4/11/16

May 2: Happy 45th Anniversary Stone Soup Poetry with Martha Boss and Carol Weston, Dan Shanahan EARLIER START TIME

Stone Soup Poetry meets every Monday from 7-9 p.m. every Monday at the Out of The Blue Art Gallery, now at its new location at 541 Massachusetts Avenue in Central Square Cambridge, Massachusetts. On May 2, at a special 6:30 start time, Stone Soup celebrates its forty-fifth anniversary with local staples Martha Boss and Carol Weston. Join us for this momentous occasion as we gear up to celebrate all month long with a gathering of old and new Stone Soup friends.



Bio: Martha Boss

martha boss says
that the only thing
better than writing
a poem is writing
the next one.

sometimes someone
will be glad i did
& publish one or two.

like ODDBALL MAG
or BAGEL BARDS
or SPARE CHANGE
or FRESH BROTH
i had a very informal
ecucation.
all poets, bards,
&slammers influence me.

&i'm still going to
the university of words.

'i credit myself
for brevity,
nativity,
& hopefully,
longevity.'



Carol Weston's history as a poet is linked to such figures as Jack Powers, John Wieners, Robert Lowell, Allen Ginsburg, and Carl Solomon (to whom Allen Ginsburg's "Howl" was dedicated). Her credentials include being poetry editor of the Impressions Workshop. She was published in the Farleigh Dickinson Journal, alongside Donald Justice, Phillip Levine, and Anne Sexton. She is also the author of “What the Poet Expects of Himself,” an essay published in the Tufts Review. Married to John Galloway, science teacher at Endicott College, she taught for ten years at the Chestnut Hill School.

She read alongside Jack Powers and Allen Ginsberg in 1973 in the former Charles Street Universalist Church. In the Winter of 1983, she was asked by Powers to feature in Boston's City Hall along with John Wieners. On May 1, 2011, Carol performed her poem "Peace Fire" alongside musician Jon Voight for Stone Soup Poetry's 40th anniversary celebration and tribute to Jack Powers, Stone Soup's late founder. In 2013, she was one of the panelists for "Stone Soup Poetry: A Retrospective," presented at the Massachusetts Poetry Festival in Salem, Massachusetts.

Her poetry credits include The Farleigh Literary Review, Bomb, Stone Soup Anthology 2003, Spoonful, Stone Soup Presents: Fresh Broth and the anthology dedicated to John Wieners, The Blind See Only This World. Her chapbook, Spirals, Whorls Sutures, Septa, was published by Stone Soup Poetry in 1978.

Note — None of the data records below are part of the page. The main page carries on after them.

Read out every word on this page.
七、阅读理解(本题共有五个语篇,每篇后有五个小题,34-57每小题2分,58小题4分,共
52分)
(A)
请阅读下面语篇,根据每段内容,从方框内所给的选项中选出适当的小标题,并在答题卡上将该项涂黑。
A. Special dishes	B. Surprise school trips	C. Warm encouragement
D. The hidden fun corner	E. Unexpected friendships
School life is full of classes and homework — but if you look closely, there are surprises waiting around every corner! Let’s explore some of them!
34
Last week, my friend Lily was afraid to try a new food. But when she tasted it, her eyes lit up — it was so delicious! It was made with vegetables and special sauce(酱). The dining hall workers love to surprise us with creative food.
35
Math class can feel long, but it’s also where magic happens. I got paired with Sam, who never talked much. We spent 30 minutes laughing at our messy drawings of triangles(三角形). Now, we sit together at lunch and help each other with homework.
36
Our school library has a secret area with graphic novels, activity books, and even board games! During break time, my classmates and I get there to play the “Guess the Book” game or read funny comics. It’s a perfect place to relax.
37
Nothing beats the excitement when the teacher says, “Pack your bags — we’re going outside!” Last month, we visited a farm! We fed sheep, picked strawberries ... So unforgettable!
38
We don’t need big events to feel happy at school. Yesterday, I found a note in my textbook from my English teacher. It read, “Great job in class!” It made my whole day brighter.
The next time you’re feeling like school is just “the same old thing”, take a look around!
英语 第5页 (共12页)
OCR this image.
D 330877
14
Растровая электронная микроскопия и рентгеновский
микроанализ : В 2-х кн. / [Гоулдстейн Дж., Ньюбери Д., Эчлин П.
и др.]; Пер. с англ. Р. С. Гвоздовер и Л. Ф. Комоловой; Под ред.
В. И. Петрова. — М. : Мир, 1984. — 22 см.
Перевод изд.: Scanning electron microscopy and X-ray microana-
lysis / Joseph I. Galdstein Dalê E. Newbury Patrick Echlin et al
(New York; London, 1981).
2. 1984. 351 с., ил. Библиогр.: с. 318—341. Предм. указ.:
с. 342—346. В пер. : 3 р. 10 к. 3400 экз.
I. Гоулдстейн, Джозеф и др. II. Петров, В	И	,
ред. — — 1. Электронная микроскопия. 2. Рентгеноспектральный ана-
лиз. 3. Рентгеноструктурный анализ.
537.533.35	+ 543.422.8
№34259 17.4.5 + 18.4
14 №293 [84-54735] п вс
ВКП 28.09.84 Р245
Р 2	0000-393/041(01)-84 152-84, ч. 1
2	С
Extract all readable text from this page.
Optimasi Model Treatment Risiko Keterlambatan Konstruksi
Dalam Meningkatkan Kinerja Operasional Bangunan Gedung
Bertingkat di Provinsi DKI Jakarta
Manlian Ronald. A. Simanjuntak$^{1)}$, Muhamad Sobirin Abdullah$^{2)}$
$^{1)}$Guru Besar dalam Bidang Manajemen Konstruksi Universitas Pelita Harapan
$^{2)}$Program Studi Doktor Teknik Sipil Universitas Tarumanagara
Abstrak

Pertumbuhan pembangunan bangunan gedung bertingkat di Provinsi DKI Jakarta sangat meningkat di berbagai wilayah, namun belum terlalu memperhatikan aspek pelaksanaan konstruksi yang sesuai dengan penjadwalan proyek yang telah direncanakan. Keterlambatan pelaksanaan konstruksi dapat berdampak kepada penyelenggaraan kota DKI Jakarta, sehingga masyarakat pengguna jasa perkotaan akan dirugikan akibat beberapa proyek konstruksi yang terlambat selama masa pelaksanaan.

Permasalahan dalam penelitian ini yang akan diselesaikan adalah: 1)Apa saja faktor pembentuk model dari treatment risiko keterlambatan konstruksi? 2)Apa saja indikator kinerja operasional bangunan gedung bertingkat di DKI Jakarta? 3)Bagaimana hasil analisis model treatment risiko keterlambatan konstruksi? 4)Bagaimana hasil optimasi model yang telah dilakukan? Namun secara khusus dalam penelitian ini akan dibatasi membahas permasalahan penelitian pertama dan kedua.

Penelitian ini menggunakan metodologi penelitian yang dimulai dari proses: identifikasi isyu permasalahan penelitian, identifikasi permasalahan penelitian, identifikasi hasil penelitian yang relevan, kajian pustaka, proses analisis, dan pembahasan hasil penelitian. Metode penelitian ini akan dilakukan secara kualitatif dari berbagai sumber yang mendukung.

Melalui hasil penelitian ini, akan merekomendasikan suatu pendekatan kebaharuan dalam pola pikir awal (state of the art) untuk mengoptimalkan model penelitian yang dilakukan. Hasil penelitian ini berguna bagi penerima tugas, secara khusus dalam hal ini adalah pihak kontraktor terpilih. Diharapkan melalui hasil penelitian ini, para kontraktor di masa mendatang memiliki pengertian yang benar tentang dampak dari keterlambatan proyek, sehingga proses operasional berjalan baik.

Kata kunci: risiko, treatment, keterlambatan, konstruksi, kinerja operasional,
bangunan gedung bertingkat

Dan Shanahan was reading and selling his poems to passers-bye on Beacon Hill in 1969 when he met Jack Powers. Jack was holding readings at the Old West Church then and soon after Jack initiated the weekly Stone Soup readings in his gallery on Cambridge Street. Dan left Boston for Alaska in 1972 where he lived for six years.

Stone Soup published The Alaska Poems, his first book of poems, in 1995, with assistance of a Massachusetts Cultural Council grant. In 1997 his second collection, Crystal Lake, was published. Crystal Lake reflects on the immanent present and historical past of a mill pond owned by Giles and Martha Corey, two victims of the Salem witch trials of the seventeenth century.

In 2003, Dan produced an audio book on CD entitled The Lotus Seed Poems, a suite of poems recollecting his experience of living with a meditation master whom he lived with in India. He is currently working on two new collections. The Shipyard Cantos recounts his work as a welder in the Quincy Shipyards in the late 1960s. The Ground We Stand On contemplates his early life in Holyoke, MA once known as the “paper city of world.” His work is a contemplation on where the spiritual and material converge on the landscape of character, and the character of landscape.

He is grateful for the tireless generosity of Jack Powers, whose lifetime has been dedicated to nurturing the poets and artists of Boston and beyond.